I get a lot of ineffective pitches from classical music publicists. In fact — sad to say — I think most of the pitches I get from classical music publicists aren’t very strong.
Take this one, which came recently:
Hope all is well. I am following up about a possible review of XXX’s new album featuring pianist YYY. Details are below.
What’s wrong with that? “Details are below.” Never write this! Give us the information we need right now. Don’t make us work to get it. Because — this is a truth we’ve all got to face — you can count on people reading your email for no more than 15 to 30 seconds.
So hook our interest right from the start.
The email i’ve quoted could have read this way:
Hope all is well. I’m following up about XXX’s new album featuring pianist YYY. [Sentence rewritten, to make it move faster, so we get to the good stuff more quickly.]
On this album, XXX writes music for ukelele ensemble and found objects, making sounds never heard before. Click here for details. (This is the good stuff. First a sentence saying something that immediately hooks our interest. Then an immediate link to more info.)
Of course I know that the sentence I wrote — about what’s on the album — isn’t something we’ll often find. But in everything you pitch, there’s something interesting. (Or at least something that can be made to sound interesting.)
zLately I’ve been spending time with my consulting clients on things like this. Working with them to write pitches and other kinds of writing — bios, descriptions of projects — that get people interested, right from the very first sentence.
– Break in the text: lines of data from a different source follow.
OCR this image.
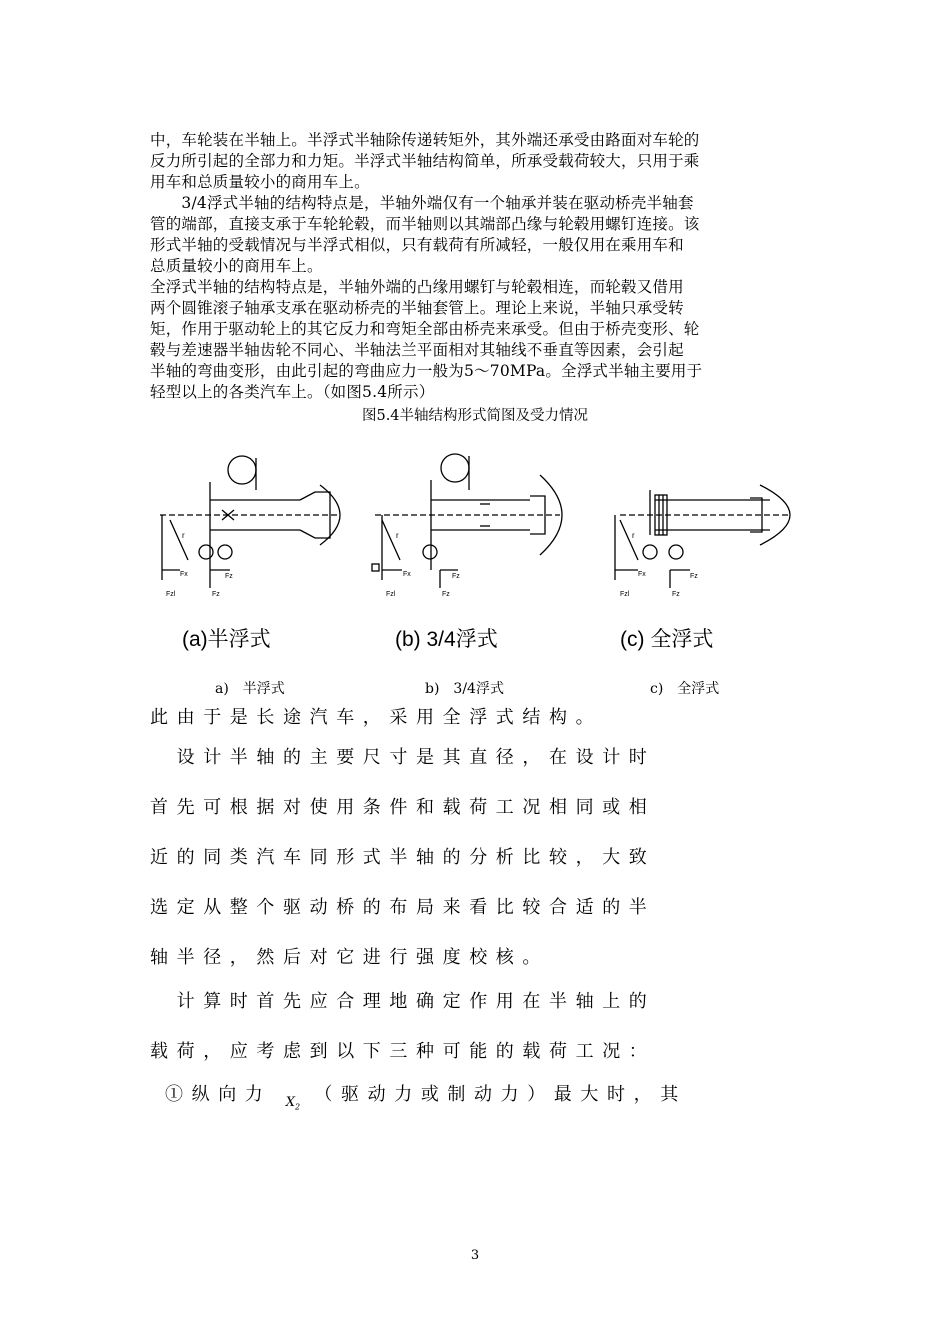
中，车轮装在半轴上。半浮式半轴除传递转矩外，其外端还承受由路面对车轮的
反力所引起的全部力和力矩。半浮式半轴结构简单，所承受载荷较大，只用于乘
用车和总质量较小的商用车上。
　　3/4浮式半轴的结构特点是，半轴外端仅有一个轴承并装在驱动桥壳半轴套
管的端部，直接支承于车轮轮毂，而半轴则以其端部凸缘与轮毂用螺钉连接。该
形式半轴的受载情况与半浮式相似，只有载荷有所减轻，一般仅用在乘用车和
总质量较小的商用车上。
全浮式半轴的结构特点是，半轴外端的凸缘用螺钉与轮毂相连，而轮毂又借用
两个圆锥滚子轴承支承在驱动桥壳的半轴套管上。理论上来说，半轴只承受转
矩，作用于驱动轮上的其它反力和弯矩全部由桥壳来承受。但由于桥壳变形、轮
毂与差速器半轴齿轮不同心、半轴法兰平面相对其轴线不垂直等因素，会引起
半轴的弯曲变形，由此引起的弯曲应力一般为5～70MPa。全浮式半轴主要用于
轻型以上的各类汽车上。（如图5.4所示）
图5.4半轴结构形式简图及受力情况
r
Fx	Fz
Fzl	Fz
r
Fx	Fz
Fzl	Fz
r
Fx	Fz
Fzl	Fz
(a)半浮式	(b) 3/4浮式	(c) 全浮式
a)　半浮式	b)　3/4浮式	c)　全浮式
此由于是长途汽车，采用全浮式结构。
　设计半轴的主要尺寸是其直径，在设计时
首先可根据对使用条件和载荷工况相同或相
近的同类汽车同形式半轴的分析比较，大致
选定从整个驱动桥的布局来看比较合适的半
轴半径，然后对它进行强度校核。
　计算时首先应合理地确定作用在半轴上的
载荷，应考虑到以下三种可能的载荷工况：
①纵向力 $_{X_2}$ （驱动力或制动力）最大时，其
3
Such an important skill. But — to judge from the pitches I get — one that too few people (professional publicists very much included) know that they need.
JonJ says
That is definitely true. In my own feeble writing projects, I am constantly worried about the reader losing interest in what I’m saying quickly. When I was getting my education, many years ago, I think people were much more patient readers because there wasn’t so much to read. But now people’s attentions are getting torn to pieces, and anyone who wants to solve this problem has to think very deeply about how to write. (Sorry for violating that advice in the above.)
Greg Sandow says
Glad you agree, though I don’t think the need to be interesting right from the start is due to some degeneration in our current culture. The great novels of the past all grip you from the first sentence. If you have any taste for Proust, you start reading — “For a long time, I’d go to bed early” — and you just can’t stop. Or, for a more down-home example, go back and read the start of “A Christmas Carol” (or, really, any Dickens novel). Gripping from the first sentence.
And, by the way, your comment does hold interest right from the start! “In my own feeble writing projects…” [which I bet aren;t so feeble) — that draws me in immediately.